Alleluia, alleluia, alleluia !

Il Figlio dell'uomo
è venuto a servire,
chi vuole essere grande
si faccia servo di tutti.

Alleluia, alleluia, alleluia !

Il libro dei Giudici continua quello di Giosuè. Assieme a numerosi parallelismi manifesta però anche un profondo contrasto: alla prosperità del tempo di Giosuè succedono momenti di disgrazia, di pianto e di colpa causati dal tradimento di Israele con gli dèi cananei. Questo brano offre una sintesi di quel che in tutto il periodo dei Giudici accade al popolo di Israele: al peccato di tradimento del popolo risponde il castigo di Dio che interviene poi con l'invio di un nuovo Giudice.
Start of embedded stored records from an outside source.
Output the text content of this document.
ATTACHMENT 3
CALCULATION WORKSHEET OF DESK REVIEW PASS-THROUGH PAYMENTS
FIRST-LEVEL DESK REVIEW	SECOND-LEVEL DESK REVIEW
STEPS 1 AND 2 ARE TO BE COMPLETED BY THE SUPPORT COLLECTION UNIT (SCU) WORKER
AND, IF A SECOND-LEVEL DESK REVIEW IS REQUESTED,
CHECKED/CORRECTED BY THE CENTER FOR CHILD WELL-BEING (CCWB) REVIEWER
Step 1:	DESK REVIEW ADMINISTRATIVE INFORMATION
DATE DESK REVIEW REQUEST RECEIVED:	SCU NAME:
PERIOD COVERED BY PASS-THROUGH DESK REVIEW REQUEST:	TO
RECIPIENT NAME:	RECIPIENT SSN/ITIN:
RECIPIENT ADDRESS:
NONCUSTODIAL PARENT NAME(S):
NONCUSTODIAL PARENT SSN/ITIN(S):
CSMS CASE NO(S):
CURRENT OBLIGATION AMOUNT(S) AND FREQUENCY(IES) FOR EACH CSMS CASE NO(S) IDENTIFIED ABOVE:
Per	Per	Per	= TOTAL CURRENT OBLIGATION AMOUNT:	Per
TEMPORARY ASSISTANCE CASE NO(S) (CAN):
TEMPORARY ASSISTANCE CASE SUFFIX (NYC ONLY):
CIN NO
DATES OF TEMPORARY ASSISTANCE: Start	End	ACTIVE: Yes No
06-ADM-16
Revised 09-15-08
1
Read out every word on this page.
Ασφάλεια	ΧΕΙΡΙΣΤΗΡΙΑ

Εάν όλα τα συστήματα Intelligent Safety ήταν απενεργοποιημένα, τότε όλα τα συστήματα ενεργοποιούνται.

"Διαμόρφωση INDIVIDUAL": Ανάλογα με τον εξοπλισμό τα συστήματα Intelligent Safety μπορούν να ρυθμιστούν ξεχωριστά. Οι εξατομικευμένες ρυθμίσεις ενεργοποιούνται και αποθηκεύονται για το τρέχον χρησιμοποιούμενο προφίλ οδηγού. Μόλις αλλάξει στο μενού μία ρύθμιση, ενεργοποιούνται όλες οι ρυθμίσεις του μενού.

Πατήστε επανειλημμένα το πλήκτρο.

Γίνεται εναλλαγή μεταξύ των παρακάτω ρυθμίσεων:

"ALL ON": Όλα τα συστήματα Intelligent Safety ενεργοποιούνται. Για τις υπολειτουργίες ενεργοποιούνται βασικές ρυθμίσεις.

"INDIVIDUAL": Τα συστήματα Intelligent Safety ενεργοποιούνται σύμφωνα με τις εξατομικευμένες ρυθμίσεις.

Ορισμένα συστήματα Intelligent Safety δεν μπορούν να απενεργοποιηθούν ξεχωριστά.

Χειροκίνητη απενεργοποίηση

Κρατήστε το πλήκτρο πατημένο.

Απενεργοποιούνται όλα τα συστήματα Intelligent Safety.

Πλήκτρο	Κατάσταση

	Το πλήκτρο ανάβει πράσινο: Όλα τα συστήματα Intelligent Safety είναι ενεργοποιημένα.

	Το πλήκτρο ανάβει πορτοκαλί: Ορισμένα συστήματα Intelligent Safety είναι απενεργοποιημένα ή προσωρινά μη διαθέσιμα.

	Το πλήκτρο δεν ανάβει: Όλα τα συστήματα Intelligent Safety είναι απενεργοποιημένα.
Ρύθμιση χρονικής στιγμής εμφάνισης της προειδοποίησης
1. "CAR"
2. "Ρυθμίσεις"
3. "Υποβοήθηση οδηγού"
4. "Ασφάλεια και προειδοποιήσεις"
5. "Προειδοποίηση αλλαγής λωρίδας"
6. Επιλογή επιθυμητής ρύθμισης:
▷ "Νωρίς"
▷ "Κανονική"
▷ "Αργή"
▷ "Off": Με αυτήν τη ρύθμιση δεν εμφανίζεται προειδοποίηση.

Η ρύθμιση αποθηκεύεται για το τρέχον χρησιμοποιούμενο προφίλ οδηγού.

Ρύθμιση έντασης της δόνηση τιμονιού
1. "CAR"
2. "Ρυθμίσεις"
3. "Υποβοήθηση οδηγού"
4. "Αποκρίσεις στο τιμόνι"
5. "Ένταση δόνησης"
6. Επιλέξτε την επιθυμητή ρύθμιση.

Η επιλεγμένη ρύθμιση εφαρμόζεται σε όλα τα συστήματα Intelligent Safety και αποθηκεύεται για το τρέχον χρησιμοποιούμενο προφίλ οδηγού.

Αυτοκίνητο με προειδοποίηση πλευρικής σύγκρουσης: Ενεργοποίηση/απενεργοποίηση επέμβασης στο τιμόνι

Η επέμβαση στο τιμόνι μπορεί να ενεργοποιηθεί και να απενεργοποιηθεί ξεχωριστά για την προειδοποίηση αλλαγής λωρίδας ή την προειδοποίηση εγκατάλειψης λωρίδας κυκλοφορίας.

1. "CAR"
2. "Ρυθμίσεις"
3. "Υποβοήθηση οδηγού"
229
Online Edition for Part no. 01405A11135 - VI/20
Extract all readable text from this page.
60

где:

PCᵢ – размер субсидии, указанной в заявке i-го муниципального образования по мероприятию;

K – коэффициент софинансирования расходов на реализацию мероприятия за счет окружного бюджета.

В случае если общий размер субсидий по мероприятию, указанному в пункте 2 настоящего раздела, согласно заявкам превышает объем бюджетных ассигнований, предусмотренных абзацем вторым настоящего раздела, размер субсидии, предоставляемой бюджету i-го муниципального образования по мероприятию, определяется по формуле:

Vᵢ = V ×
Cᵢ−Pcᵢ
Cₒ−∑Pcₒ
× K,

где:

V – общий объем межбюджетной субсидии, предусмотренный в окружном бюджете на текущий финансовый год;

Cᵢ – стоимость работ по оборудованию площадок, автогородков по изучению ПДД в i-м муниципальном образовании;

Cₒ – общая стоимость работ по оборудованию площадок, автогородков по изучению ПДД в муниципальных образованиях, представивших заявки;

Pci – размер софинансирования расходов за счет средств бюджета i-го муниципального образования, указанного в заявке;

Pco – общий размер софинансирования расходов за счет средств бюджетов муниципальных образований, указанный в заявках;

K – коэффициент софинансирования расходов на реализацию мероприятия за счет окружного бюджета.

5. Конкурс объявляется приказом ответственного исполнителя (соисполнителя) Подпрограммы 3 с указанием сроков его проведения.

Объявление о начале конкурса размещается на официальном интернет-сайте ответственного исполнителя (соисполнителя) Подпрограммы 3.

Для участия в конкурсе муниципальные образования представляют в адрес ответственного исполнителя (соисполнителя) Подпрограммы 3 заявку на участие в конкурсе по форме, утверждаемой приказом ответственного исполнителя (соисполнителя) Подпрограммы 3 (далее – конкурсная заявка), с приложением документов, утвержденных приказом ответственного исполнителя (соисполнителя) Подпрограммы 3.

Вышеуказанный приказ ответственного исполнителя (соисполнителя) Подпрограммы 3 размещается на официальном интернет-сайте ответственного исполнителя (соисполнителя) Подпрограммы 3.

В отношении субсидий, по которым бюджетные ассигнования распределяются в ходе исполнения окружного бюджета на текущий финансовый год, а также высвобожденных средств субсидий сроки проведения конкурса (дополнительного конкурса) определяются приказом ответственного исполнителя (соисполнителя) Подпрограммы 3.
Quando cessa l'idolatria, il popolo può riavere la pace e quando l'idolatria torna, allora la violenza e la morte si impadroniscono nuovamente di Israele. L'idolatria genera sempre morte. Solo il Signore è Dio di vita. Ogni volta, infatti, che gli uomini mettono al posto del Signore il denaro, il potere, il proprio io, il successo, il guadagno, oppure l'etnia, la nazione o qualsiasi altra creatura, cadono nella spirale della violenza che conduce sino alla distruzione. La violenza porta sempre con sé la morte. Gli uomini, quando diventano schiavi degli idoli, giungono sino a distruggersi fra loro. Lo schematismo che appare nel testo non è un semplice artificio letterario, è la constatazione della continuità delle tentazioni idolatriche. Ogni volta che il popolo, o anche il singolo credente, obbedisce a se stesso e al suo istinto egocentrico, mette la sua vita a servizio dell'idolo di turno e dimentica il Signore. La sua vita va in rovina, come nota l'autore sacro: «Tornavano a corrompersi più dei loro padri, seguendo altri dèi per servirli e prostrarsi davanti a loro». Tutti sappiamo quanto sia facile dimenticare il Signore e quel che egli ha fatto per noi. Il Signore, che è fedele al suo patto, non ci abbandona e invia un "giudice", ossia un rappresentante, un padre, un pastore, un profeta, un fratello autorevole che guida facendo comprendere quali sono le sue vie. Il giudice non parla da sé o per propria personale iniziativa, ma nel nome di Dio. E accade che Israele, ascoltando le parole del "giudice", ossia seguendo il Signore e agendo in conformità alla sua Parola, diviene un popolo forte, in grado di convivere serenamente con tutti gli altri popoli vicini. E non teme quindi la minaccia di coloro che hanno una fede diversa, perché è ben radicato nella fede dei Padri.